During what I now refer to as my period of missionary service in the heartland, I spent those long turgid weekends when I was stuck in town listening to music, making compilation tapes for the long drives north and west. On wet Saturday afternoons I wrote playlists and made picture covers for my cassettes. (When I saw High Fidelity some years later, it played like a documentary.) Because there wasn't a decent European mechanic where I lived, when the thermostat in my car blew I drove for some time with the heater stuck on high, which necessitated the driver's window being down and the music turned up loud. It was at this time I discovered Yma Sumac.
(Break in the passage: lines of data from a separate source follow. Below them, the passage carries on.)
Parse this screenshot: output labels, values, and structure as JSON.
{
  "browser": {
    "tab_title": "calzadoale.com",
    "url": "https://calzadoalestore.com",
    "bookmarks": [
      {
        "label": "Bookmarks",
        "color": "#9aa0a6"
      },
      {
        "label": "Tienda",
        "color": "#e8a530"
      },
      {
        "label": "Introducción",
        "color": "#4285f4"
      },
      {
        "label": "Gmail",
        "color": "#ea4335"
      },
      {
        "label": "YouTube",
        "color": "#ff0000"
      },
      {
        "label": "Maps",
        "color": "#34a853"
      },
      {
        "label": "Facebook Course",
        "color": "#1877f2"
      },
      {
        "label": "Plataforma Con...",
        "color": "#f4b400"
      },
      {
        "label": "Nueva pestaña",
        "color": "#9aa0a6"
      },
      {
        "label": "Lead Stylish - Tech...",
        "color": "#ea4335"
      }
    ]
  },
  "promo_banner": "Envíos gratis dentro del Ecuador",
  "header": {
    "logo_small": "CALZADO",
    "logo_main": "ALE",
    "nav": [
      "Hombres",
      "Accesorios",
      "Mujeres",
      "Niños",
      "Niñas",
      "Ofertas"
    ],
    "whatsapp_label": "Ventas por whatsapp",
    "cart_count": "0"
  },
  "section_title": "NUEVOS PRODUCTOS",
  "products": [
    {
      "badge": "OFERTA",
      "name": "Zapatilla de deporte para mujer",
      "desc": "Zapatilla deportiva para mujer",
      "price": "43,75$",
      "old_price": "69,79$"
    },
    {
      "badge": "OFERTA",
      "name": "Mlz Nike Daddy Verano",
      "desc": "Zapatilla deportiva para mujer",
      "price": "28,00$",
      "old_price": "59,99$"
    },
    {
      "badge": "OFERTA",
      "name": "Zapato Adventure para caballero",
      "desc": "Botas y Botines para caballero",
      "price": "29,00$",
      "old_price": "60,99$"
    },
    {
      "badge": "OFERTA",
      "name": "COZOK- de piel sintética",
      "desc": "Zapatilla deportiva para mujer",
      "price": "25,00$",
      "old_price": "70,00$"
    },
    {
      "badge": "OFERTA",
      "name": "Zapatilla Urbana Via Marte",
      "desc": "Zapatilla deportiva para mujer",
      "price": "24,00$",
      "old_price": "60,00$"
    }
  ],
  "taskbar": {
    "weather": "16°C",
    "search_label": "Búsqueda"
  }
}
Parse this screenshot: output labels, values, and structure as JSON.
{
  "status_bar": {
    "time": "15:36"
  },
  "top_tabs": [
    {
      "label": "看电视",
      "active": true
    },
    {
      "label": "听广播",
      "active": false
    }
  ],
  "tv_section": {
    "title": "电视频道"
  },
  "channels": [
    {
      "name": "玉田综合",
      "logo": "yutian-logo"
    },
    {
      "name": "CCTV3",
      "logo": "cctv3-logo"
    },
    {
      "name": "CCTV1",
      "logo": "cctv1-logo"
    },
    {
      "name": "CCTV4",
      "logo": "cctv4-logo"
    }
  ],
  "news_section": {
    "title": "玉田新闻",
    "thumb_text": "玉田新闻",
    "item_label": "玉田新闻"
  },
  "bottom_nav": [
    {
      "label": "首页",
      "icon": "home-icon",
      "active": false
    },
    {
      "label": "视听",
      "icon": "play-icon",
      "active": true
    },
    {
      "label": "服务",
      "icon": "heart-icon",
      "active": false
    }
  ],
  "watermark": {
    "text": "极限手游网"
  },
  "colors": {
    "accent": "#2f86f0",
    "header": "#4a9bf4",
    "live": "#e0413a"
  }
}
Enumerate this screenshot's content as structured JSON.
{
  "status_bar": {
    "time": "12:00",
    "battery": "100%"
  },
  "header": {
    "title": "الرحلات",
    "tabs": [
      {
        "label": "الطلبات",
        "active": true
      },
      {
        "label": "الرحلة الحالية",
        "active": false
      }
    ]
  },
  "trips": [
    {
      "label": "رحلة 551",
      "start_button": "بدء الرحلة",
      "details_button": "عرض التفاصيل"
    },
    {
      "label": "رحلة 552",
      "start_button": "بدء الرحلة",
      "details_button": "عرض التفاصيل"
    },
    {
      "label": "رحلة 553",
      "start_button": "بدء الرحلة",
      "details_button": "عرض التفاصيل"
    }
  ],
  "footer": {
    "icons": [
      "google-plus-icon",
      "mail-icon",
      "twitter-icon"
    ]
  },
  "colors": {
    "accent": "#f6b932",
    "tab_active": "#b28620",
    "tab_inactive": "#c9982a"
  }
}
Once heard, never forgotten: "She warbles like a bird in the uppermost regions, hoots like an owl in the lowest registers, produces bell-like coloratura passages one minute, and exotic, dusky contralto tones the next," a Los Angeles Times reviewer wrote following a 1955 performance. The self-styled Voice of the Xtabay (or "female ensnarer"), Yma Sumac had a vocal range spanning four or five octaves and looked like an Incan princess (she claimed to be descended from the Peruvian imperial line, and may well have been).
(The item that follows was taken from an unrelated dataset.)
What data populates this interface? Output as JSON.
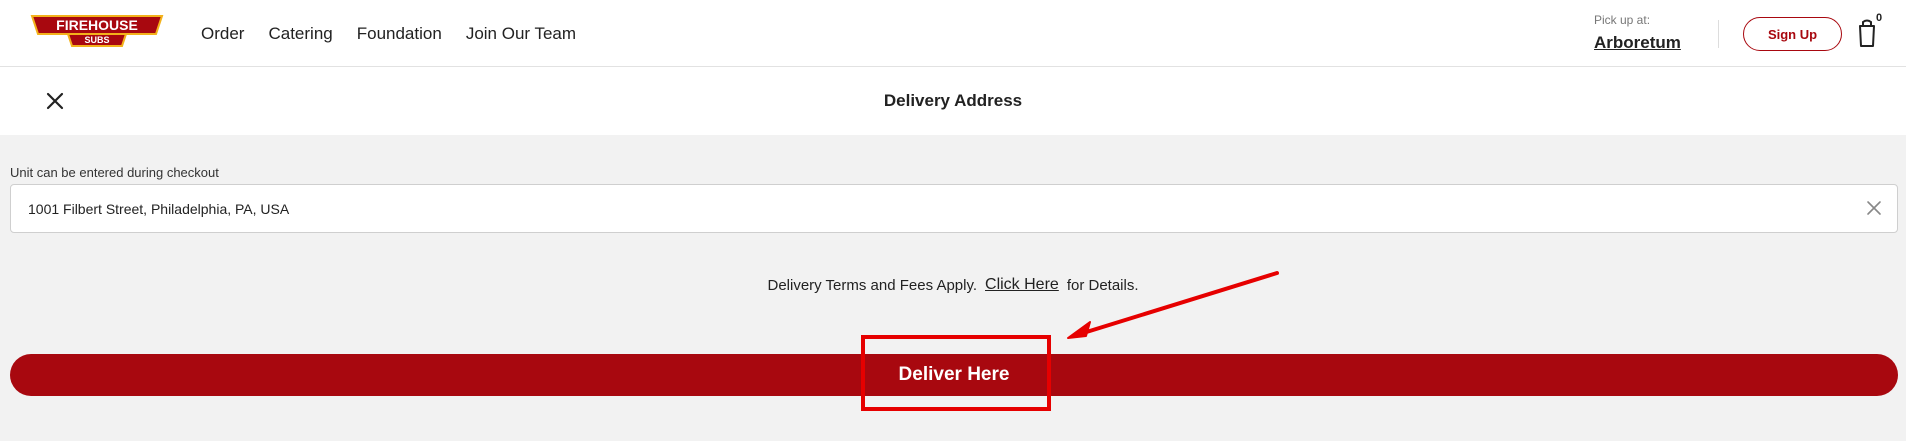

Her brand of supercharged technicolour tribalism (described by the Tampa Tribune as "South American travelogue scripted by Disney, directed by Dali") was enormously popular in America in the early 50s, her records outselling even Bing Crosby. Self-taught, Sumac claimed to be influenced in her vocal style by the jungle birds and animals of her native Peru; when she played Carnegie Hall, she was flanked by two erupting stage volcanoes. Somewhat prone to exaggeration, Sumac claimed that when she left Peru, 30 000 people rioted in Lima. Her son suggested ruefully that there was just one -- his mother -- but it may well have seemed like 30 000. (Strangely, a rumour that she was really a housewife from Brooklyn named Amy Camus -- her name spelt backwards -- persisted in clinging to her, though it was vehemently denied by both the singer and the Peruvian government.)
Yma Sumac, who died aged 86 on Saturday at an assisted-living home in her adopted LA, provided a soaring note of tribal exotica to the soundtrack which backed my desparately provincial life in those years. Mondo suburbia ... Glenview mambo ... la la la! (Needless to say, I never did finish that novel.)